Dominate Your Competition Using Metrics
Metrics, or Key Performance Indicators (KPIs), are the numbers in your business that tell whether you’re succeeding or not.
All businesses track at least one metric, such as total sales. But more sophisticated, and more successful, businesses track many key metrics as they understand the power of the old saying “You can’t improve what you can’t measure.”
Below are five keys to getting the most out of your metrics and using them to grow faster and dominate your competitors.
1. View Your Metrics Frequently
Only reviewing your metrics at the end of the month is wasteful. Because, for example, if you learn then that sales and profits are down, it’s too late to do anything about it.
Rather, had you identified the dip in sales earlier, you could have done something about it. For instance, you might have noticed that your sales team was issuing less proposals. You could have corrected that problem by encouraging them to give more proposals and seen increased sales for the month.
Most metrics should be viewed daily or weekly.

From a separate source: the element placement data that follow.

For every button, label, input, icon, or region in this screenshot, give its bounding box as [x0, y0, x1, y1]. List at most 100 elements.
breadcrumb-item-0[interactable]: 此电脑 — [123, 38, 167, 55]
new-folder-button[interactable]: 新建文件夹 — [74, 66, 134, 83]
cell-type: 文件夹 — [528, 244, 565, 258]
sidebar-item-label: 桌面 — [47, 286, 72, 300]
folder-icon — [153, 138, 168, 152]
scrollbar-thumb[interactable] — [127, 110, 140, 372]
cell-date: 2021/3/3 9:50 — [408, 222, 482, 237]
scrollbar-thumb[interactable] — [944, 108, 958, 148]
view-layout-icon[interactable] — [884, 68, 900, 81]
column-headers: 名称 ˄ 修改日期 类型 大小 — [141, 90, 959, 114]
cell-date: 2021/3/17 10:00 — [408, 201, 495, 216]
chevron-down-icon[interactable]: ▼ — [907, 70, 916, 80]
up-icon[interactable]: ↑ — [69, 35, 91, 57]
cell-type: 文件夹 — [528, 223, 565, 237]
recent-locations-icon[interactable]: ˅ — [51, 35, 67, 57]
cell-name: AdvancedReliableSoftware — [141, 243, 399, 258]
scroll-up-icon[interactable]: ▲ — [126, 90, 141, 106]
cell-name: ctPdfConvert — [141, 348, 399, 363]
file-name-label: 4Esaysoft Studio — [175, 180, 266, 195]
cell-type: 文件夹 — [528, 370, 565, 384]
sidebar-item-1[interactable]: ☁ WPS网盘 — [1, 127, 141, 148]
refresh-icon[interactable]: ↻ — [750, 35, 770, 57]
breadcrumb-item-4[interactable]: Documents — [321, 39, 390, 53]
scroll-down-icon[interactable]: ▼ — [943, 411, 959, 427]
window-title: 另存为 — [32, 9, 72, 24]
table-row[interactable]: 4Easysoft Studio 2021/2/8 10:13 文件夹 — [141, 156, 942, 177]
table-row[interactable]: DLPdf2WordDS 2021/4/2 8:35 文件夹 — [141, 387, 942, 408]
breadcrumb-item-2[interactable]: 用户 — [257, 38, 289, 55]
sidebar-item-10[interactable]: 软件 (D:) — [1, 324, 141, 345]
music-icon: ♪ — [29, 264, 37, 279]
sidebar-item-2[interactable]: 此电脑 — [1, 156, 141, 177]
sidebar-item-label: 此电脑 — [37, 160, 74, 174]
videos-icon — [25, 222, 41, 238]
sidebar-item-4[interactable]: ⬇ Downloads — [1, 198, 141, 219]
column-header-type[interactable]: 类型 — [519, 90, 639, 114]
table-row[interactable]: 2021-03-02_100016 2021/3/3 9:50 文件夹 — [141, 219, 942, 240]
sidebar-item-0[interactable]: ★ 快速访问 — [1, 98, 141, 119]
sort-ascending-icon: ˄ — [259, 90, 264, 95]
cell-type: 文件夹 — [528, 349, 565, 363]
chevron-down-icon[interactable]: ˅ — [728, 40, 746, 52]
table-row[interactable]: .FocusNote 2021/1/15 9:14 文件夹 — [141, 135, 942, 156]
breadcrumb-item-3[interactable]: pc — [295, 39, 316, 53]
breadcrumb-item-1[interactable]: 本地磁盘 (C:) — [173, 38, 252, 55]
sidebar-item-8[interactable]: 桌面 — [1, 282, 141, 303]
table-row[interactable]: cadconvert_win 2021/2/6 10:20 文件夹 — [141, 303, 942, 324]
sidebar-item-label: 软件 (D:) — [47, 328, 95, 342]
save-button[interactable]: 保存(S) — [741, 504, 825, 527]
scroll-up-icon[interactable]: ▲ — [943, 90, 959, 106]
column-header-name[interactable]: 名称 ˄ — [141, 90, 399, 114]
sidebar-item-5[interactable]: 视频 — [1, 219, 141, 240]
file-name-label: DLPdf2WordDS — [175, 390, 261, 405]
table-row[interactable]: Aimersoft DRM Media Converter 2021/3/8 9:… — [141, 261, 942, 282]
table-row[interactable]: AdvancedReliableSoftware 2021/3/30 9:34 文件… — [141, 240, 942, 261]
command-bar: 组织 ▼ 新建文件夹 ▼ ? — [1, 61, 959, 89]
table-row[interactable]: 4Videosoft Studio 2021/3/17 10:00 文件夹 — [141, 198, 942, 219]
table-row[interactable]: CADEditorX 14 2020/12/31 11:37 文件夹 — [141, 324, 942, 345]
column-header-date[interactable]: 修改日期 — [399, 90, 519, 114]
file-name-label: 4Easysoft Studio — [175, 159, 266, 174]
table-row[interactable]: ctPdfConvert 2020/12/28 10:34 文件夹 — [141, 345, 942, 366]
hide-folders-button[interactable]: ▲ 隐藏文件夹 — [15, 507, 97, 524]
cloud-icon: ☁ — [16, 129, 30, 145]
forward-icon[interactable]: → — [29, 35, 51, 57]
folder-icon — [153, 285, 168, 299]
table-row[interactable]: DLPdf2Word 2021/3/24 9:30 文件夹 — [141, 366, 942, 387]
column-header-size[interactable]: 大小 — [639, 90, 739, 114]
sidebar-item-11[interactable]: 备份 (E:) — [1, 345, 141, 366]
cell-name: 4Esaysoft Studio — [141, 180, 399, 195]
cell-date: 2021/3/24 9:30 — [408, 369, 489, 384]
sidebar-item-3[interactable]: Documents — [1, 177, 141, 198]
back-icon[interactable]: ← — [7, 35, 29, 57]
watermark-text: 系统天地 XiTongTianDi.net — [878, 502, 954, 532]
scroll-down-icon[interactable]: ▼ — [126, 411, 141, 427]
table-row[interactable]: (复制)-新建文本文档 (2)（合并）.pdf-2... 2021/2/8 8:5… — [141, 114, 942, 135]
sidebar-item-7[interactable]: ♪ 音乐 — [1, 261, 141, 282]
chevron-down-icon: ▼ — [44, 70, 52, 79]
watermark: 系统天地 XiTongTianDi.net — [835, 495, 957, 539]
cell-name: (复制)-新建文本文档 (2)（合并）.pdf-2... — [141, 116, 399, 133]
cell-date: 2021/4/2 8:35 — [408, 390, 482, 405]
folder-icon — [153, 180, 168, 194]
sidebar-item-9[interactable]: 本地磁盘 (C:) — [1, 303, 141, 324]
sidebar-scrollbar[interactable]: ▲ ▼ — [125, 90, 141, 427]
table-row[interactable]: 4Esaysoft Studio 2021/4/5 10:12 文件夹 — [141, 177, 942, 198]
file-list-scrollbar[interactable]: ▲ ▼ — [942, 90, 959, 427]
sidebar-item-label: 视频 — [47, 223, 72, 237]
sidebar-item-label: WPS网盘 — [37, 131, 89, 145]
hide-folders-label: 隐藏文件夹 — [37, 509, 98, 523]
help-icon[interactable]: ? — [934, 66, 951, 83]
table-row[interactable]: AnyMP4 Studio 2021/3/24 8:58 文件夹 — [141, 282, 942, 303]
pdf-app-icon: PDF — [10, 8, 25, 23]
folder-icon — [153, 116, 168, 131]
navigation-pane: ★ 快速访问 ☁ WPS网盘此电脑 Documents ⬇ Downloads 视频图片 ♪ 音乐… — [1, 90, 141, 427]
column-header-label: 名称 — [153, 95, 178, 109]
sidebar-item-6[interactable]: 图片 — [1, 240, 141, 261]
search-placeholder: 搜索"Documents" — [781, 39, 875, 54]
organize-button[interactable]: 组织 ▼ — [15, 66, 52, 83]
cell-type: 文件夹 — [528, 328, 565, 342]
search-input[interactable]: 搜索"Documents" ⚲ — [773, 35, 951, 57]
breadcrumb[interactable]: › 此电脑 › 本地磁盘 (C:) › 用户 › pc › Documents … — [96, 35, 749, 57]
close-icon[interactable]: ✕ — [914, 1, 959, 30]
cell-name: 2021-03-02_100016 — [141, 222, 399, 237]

2. Assess the “Underlying” Metrics to the “Big” Metrics
In the example above, you saw that sales (a “big” metric) has an “underlying” metric (the number of sales proposals issued). In fact, every “big” metric has numerous “underlying” metrics.
For instance, in addition to the number of sales proposals, metrics such as the number of website visitors, new leads, and outbound phone calls might affect sales. As such, it is critical to monitor each of these “underlying” metrics. In doing so, if any of them decrease, you can fix them right away and ensure your “big” metrics (e.g., sales) are positive.
3. Choose Controllable Metrics for Each Team Member
Holding your customer service manager responsible for the amount of traffic to your website receives isn’t effective, since their role doesn’t influence that metric. Rather, a customer service manager may exert control over phone hold times, customer satisfaction, support ticket turnaround times, the amount of refunds issued, etc.
Work with each employee or department to make sure they not only have metrics they control, but that their metrics best align with the goals of the organization. For instance, when customer service decreases refunds, profit go up. When they better satisfy customers, lifetime customer value should rise.
4. Help Employees Create Strategies to Improve Metrics
Continuing with the customer service example, your customer service manager may not have the skills or know-how to reduce ticket times, refunds, and so on. As such, work with them to brainstorm strategies and plans to improve results. Likewise, investing in training could help.
5. Visibility
Perhaps the most important key to getting the most out of your metrics is visibility; that is, ensuring everyone in your organization can see their metrics.
Many top organizations set up televisions which display their key metrics. This gets everyone aligned towards the organization’s goals. It also skyrockets productivity due to social accountability.
For example, if everyone in the organization can see if refunds are up or down, the customer service manager will inevitably work harder to make sure they’re down since everyone can now see their performance.
Conclusion
Tracking your metrics is a surefire way to grow your business since “you can’t improve what you can’t measure.” Furthermore, by using these five strategies, you can leverage metrics to yield even more success.